İnsanlar sahil boyunca bir o yana bir bu yana koşuşturuyordu. Gri bir gökyüzü ve siyaha çalan deniz, dev dalgalarla İmralı’yı dövüyordu. Saatler sonra bu telaşlı aramalar, yerini ümitsizliğe terk etti. Balıkhane şefinin bu havada hükümlüleri balığa çıkarmasının cinayetle eş olduğu konuşulmaya başlandı. Daha önce de şefin anlamsız diretmesiyle kötü havada balığa çıkarılan hükümlülerin büyük badireler atlattığı, zor zahmet adaya ulaşabildikleri biliniyordu.
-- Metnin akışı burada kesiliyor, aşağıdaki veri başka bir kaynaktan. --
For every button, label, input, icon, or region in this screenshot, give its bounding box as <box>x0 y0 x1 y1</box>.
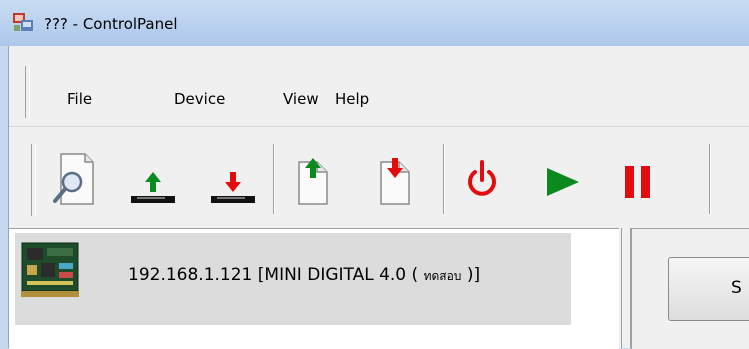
power-button[interactable] <box>453 144 513 214</box>
menu-grip[interactable] <box>25 66 30 118</box>
pause-icon <box>625 166 650 198</box>
toolbar-separator <box>709 144 711 214</box>
menu-device[interactable]: Device <box>174 90 225 108</box>
main-window: File Device View Help 192.168.1.121 [MIN… <box>8 46 749 349</box>
menu-bar: File Device View Help <box>9 46 749 127</box>
circuit-board-icon <box>21 242 79 297</box>
download-icon <box>211 172 255 203</box>
toolbar <box>9 132 749 300</box>
file-download-icon <box>380 158 410 205</box>
power-icon <box>468 160 496 196</box>
file-upload-button[interactable] <box>285 144 345 214</box>
app-icon <box>13 13 33 31</box>
device-list: 192.168.1.121 [MINI DIGITAL 4.0 ( ทดสอบ … <box>9 228 619 349</box>
toolbar-grip[interactable] <box>31 144 36 216</box>
menu-view[interactable]: View <box>283 90 319 108</box>
right-panel-button[interactable]: S <box>668 257 749 321</box>
window-title: ??? - ControlPanel <box>44 15 178 33</box>
upload-icon <box>131 172 175 203</box>
panel-splitter[interactable] <box>621 228 631 348</box>
preview-icon <box>53 153 94 205</box>
play-icon <box>547 168 579 196</box>
upload-button[interactable] <box>119 144 179 214</box>
title-bar: ??? - ControlPanel <box>0 0 749 46</box>
device-label: 192.168.1.121 [MINI DIGITAL 4.0 ( ทดสอบ … <box>128 265 481 285</box>
preview-button[interactable] <box>39 144 99 214</box>
device-row[interactable]: 192.168.1.121 [MINI DIGITAL 4.0 ( ทดสอบ … <box>15 233 571 325</box>
menu-help[interactable]: Help <box>335 90 369 108</box>
menu-file[interactable]: File <box>67 90 92 108</box>
play-button[interactable] <box>535 144 595 214</box>
right-panel-button-label: S <box>731 278 742 298</box>
pause-button[interactable] <box>613 144 673 214</box>
download-button[interactable] <box>199 144 259 214</box>
file-upload-icon <box>298 158 328 205</box>
file-download-button[interactable] <box>367 144 427 214</box>
toolbar-separator <box>443 144 445 214</box>
toolbar-separator <box>273 144 275 214</box>
right-panel: S <box>631 228 749 349</box>
device-label-thai: ทดสอบ <box>423 269 462 283</box>
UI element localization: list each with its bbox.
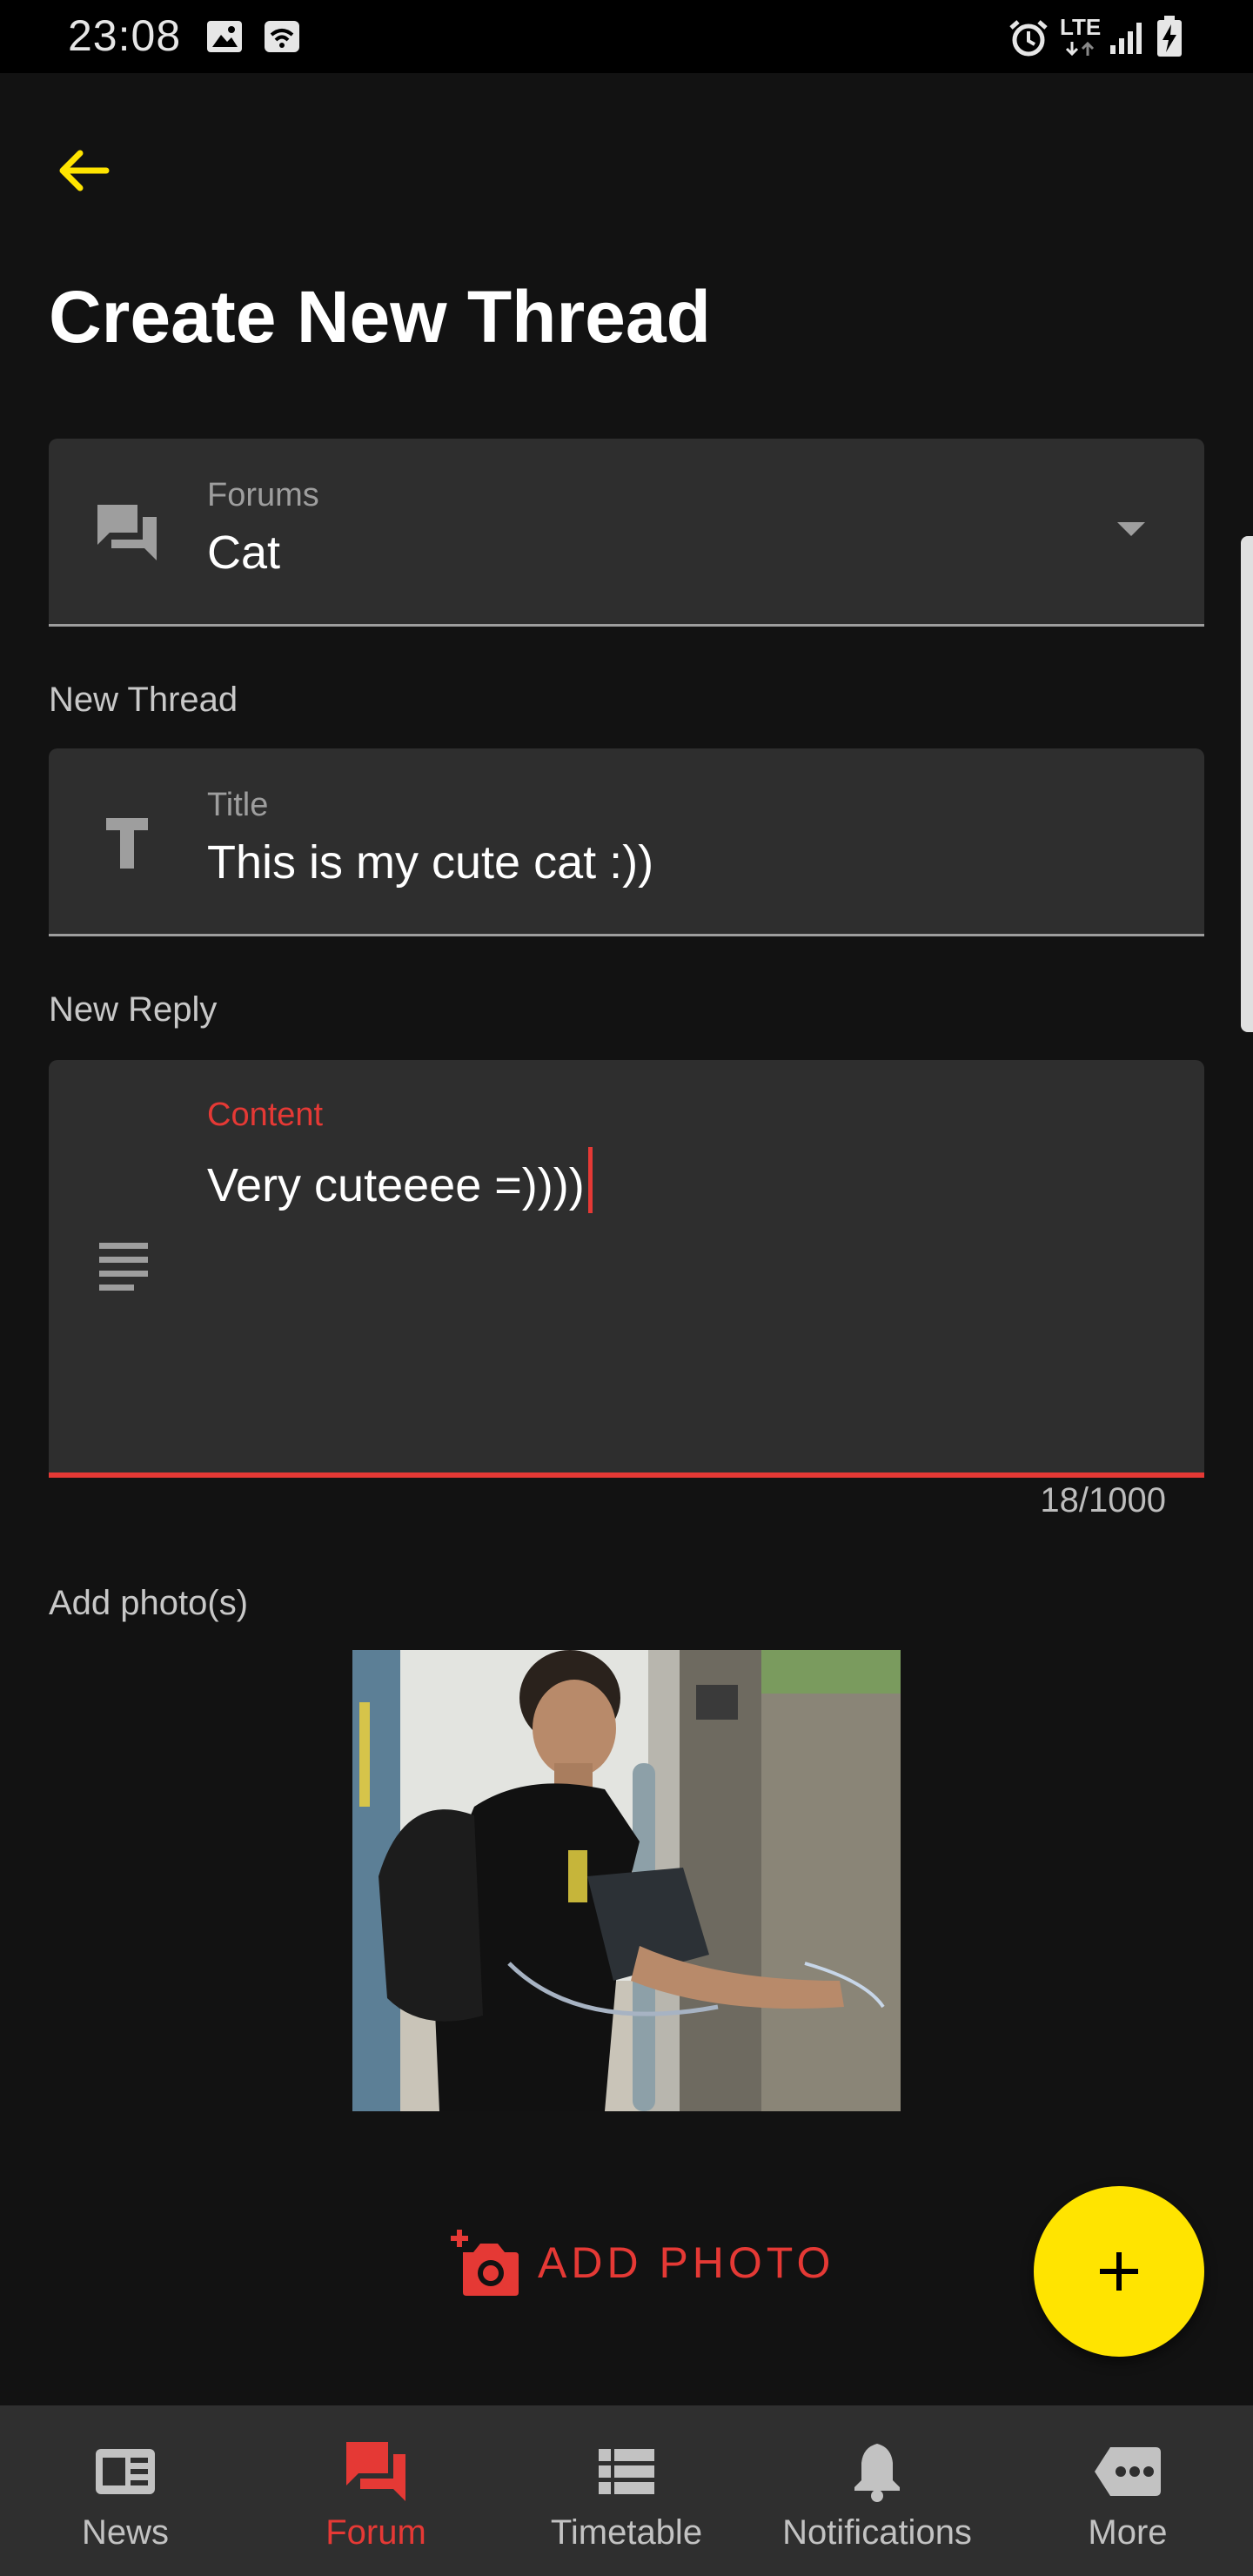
signal-icon xyxy=(1110,23,1142,54)
alarm-icon xyxy=(1009,20,1048,57)
dropdown-arrow-icon[interactable] xyxy=(1114,519,1149,540)
status-bar: 23:08 LTE xyxy=(0,0,1253,73)
nav-item-more[interactable]: More xyxy=(1002,2405,1253,2576)
nav-item-news[interactable]: News xyxy=(0,2405,251,2576)
lte-label: LTE xyxy=(1060,14,1102,40)
nav-label-notifications: Notifications xyxy=(782,2513,972,2552)
title-field[interactable]: Title This is my cute cat :)) xyxy=(49,748,1204,936)
status-time: 23:08 xyxy=(68,11,182,60)
news-icon xyxy=(96,2449,155,2494)
subject-icon xyxy=(99,1243,148,1291)
add-photo-button[interactable]: ADD PHOTO xyxy=(447,2219,834,2306)
forum-icon xyxy=(346,2442,405,2501)
bottom-navigation: News Forum Timetable Notifications More xyxy=(0,2405,1253,2576)
add-a-photo-icon xyxy=(451,2230,519,2296)
new-reply-section-label: New Reply xyxy=(49,990,218,1029)
content-field-label: Content xyxy=(207,1097,324,1133)
text-icon xyxy=(106,818,148,869)
lte-icon xyxy=(1065,41,1095,57)
nav-item-timetable[interactable]: Timetable xyxy=(501,2405,752,2576)
submit-fab[interactable] xyxy=(1034,2186,1204,2357)
forum-select[interactable]: Forums Cat xyxy=(49,439,1204,627)
forum-icon xyxy=(97,505,157,560)
title-field-label: Title xyxy=(207,787,269,823)
character-counter: 18/1000 xyxy=(1040,1481,1166,1519)
photo-image xyxy=(352,1650,901,2111)
page-title: Create New Thread xyxy=(49,276,711,358)
forum-field-label: Forums xyxy=(207,477,319,513)
nav-item-notifications[interactable]: Notifications xyxy=(752,2405,1002,2576)
bell-icon xyxy=(854,2444,900,2502)
new-thread-section-label: New Thread xyxy=(49,681,238,719)
forum-field-value: Cat xyxy=(207,527,281,579)
nav-label-more: More xyxy=(1088,2513,1168,2552)
arrow-back-icon[interactable] xyxy=(49,138,118,207)
plus-icon xyxy=(1100,2252,1138,2291)
battery-charging-icon xyxy=(1157,16,1182,57)
wifi-hotspot-icon xyxy=(265,21,299,52)
image-icon xyxy=(207,21,242,52)
add-photo-label: ADD PHOTO xyxy=(538,2238,835,2287)
photo-thumbnail[interactable] xyxy=(352,1650,901,2111)
list-icon xyxy=(599,2449,654,2494)
nav-label-forum: Forum xyxy=(325,2513,426,2552)
content-field-value: Very cuteeee =)))) xyxy=(207,1159,585,1211)
nav-label-timetable: Timetable xyxy=(550,2513,703,2552)
text-cursor xyxy=(587,1147,593,1213)
nav-label-news: News xyxy=(81,2513,170,2552)
add-photos-section-label: Add photo(s) xyxy=(49,1584,249,1622)
title-field-value: This is my cute cat :)) xyxy=(207,836,654,889)
create-thread-screen: 23:08 LTE Create New Thread Forums Cat N… xyxy=(0,0,1253,2576)
content-field[interactable]: Content Very cuteeee =)))) xyxy=(49,1060,1204,1478)
more-icon xyxy=(1095,2447,1161,2496)
content-field-value-wrap: Very cuteeee =)))) xyxy=(207,1147,593,1213)
scrollbar-thumb[interactable] xyxy=(1241,536,1253,1032)
nav-item-forum[interactable]: Forum xyxy=(251,2405,501,2576)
Hüseyin, balıkhanede çalışan kıdemli eski bir mahkûm arkadaşına, bu havada neden balığa çıktıklarını sordu.
“Şef laftan anlamıyor ki! Bu havada tekne ile dahi balığa çıkmak çok tehlikeliyken, kayıkla balığa çıkarttı. Kaybolan çocuk yüzme de bilmiyor. Hoş, yüzme bilen de bir şey yapamaz ya…
Sevdiği kızla kaçmışlar. Kızın yaşı küçük olduğu için onun cezasını yatıyor. Çocuk iki ay sonra tahliye oluyor. Aileler razı, evlenecekler. İnşallah kurtulur. Allah yardımcısı olsun.”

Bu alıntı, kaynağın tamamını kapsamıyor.